4 1.2. Tujuan Penelitian 1.2.1. Tujuan Umum Mengetahui karakteristik sensoris, fisik dan kimia sosis analog dari jamur tiram (Pleurotus ostreatus) dan tepung kacang hijau (Phaseolus radiatus L.) dengan putih telur dan tapioka sebagai upaya diversifikasi pangan lokal. 1.2.2. Tujuan Khusus 1. Mengetahui pengaruh rasio putih telur dan tapioka 10:90, 20:80, 30:70 (b/b) pada rasio jamur tiram dan tepung kacang hijau 0:100, 25:75, 50:50, 75:25, 100:0 (b/b) terhadap karakteristik sensoris dan fisik sosis analog. 2. Mengetahui pengaruh rasio jamur tiram dan tepung kacang hijau 75:25, 80:20, 85:15, 90:10, 95:5, 100:0 (b/b) pada rasio putih telur dan tapioka terpilih (20:80 (b/b)) terhadap karakteristik sensoris, fisik, dan kimia sosis analog. 3. Menentukan karakteristik sensoris, fisik dan kimia sosis analog yang terpilih.

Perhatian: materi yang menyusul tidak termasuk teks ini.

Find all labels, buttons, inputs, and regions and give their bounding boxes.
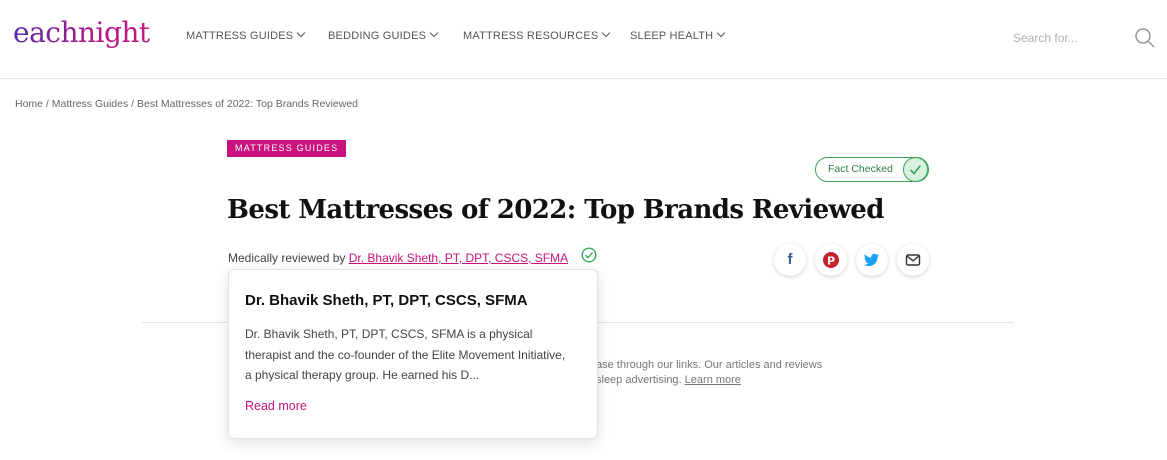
affiliate-disclosure: ase through our links. Our articles and … <box>596 358 822 388</box>
read-more-link[interactable]: Read more <box>245 399 307 413</box>
share-twitter-button[interactable] <box>856 244 888 276</box>
popover-reviewer-name: Dr. Bhavik Sheth, PT, DPT, CSCS, SFMA <box>245 292 528 309</box>
reviewed-prefix: Medically reviewed by <box>228 251 349 265</box>
chevron-down-icon <box>602 28 611 38</box>
breadcrumb-separator: / <box>43 98 52 110</box>
fact-checked-label: Fact Checked <box>828 163 893 175</box>
share-email-button[interactable] <box>897 244 929 276</box>
checkmark-icon <box>903 157 928 182</box>
disclosure-line: ase through our links. Our articles and … <box>596 359 823 371</box>
search-input[interactable]: Search for... <box>1013 31 1078 45</box>
breadcrumb: Home / Mattress Guides / Best Mattresses… <box>15 98 358 110</box>
reviewer-link[interactable]: Dr. Bhavik Sheth, PT, DPT, CSCS, SFMA <box>349 251 568 265</box>
chevron-down-icon <box>429 28 439 38</box>
reviewer-popover: Dr. Bhavik Sheth, PT, DPT, CSCS, SFMA Dr… <box>228 269 598 439</box>
popover-reviewer-bio: Dr. Bhavik Sheth, PT, DPT, CSCS, SFMA is… <box>245 327 566 382</box>
nav-label: MATTRESS GUIDES <box>186 30 294 42</box>
nav-item-mattress-guides[interactable]: MATTRESS GUIDES <box>186 28 306 42</box>
site-header: eachnight MATTRESS GUIDES BEDDING GUIDES… <box>0 0 1167 79</box>
chevron-down-icon <box>297 28 306 38</box>
share-facebook-button[interactable]: f <box>774 244 806 276</box>
medical-review-line: Medically reviewed by Dr. Bhavik Sheth, … <box>228 251 568 265</box>
nav-label: SLEEP HEALTH <box>630 30 714 42</box>
breadcrumb-mattress-guides[interactable]: Mattress Guides <box>52 98 128 110</box>
svg-text:P: P <box>827 255 835 268</box>
article-title: Best Mattresses of 2022: Top Brands Revi… <box>227 195 884 225</box>
nav-label: BEDDING GUIDES <box>328 30 427 42</box>
share-pinterest-button[interactable]: P <box>815 244 847 276</box>
chevron-down-icon <box>717 28 726 38</box>
nav-label: MATTRESS RESOURCES <box>463 30 599 42</box>
email-icon <box>905 254 921 266</box>
breadcrumb-home[interactable]: Home <box>15 98 43 110</box>
breadcrumb-current: Best Mattresses of 2022: Top Brands Revi… <box>137 98 359 110</box>
twitter-icon <box>863 253 880 267</box>
nav-item-mattress-resources[interactable]: MATTRESS RESOURCES <box>463 28 611 42</box>
facebook-icon: f <box>787 251 793 268</box>
category-tag[interactable]: MATTRESS GUIDES <box>227 140 347 157</box>
site-logo[interactable]: eachnight <box>13 16 150 49</box>
nav-item-bedding-guides[interactable]: BEDDING GUIDES <box>328 28 439 42</box>
nav-item-sleep-health[interactable]: SLEEP HEALTH <box>630 28 726 42</box>
verified-check-icon <box>581 247 597 263</box>
fact-checked-badge[interactable]: Fact Checked <box>815 157 929 182</box>
breadcrumb-separator: / <box>128 98 137 110</box>
disclosure-line: sleep advertising. <box>596 374 685 386</box>
pinterest-icon: P <box>823 252 839 268</box>
search-icon[interactable] <box>1134 27 1156 49</box>
learn-more-link[interactable]: Learn more <box>685 374 741 386</box>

5 1.3. Manfaat Penelitian 1.3.1. Manfaat Penelitian bagi Masyarakat 1. Pemanfaatan dan peningkatan pangan lokal sebagai sosis analog. 2. Memberikan informasi tentang produk sosis analog non daging yang dibuat dari bahan pangan lokal 1.3.2. Manfaat Penelitian bagi Ilmu Pengetahuan Hasil penelitian ini dapat memberikan informasi mengenai produk diversifikasi pangan berbasis non daging.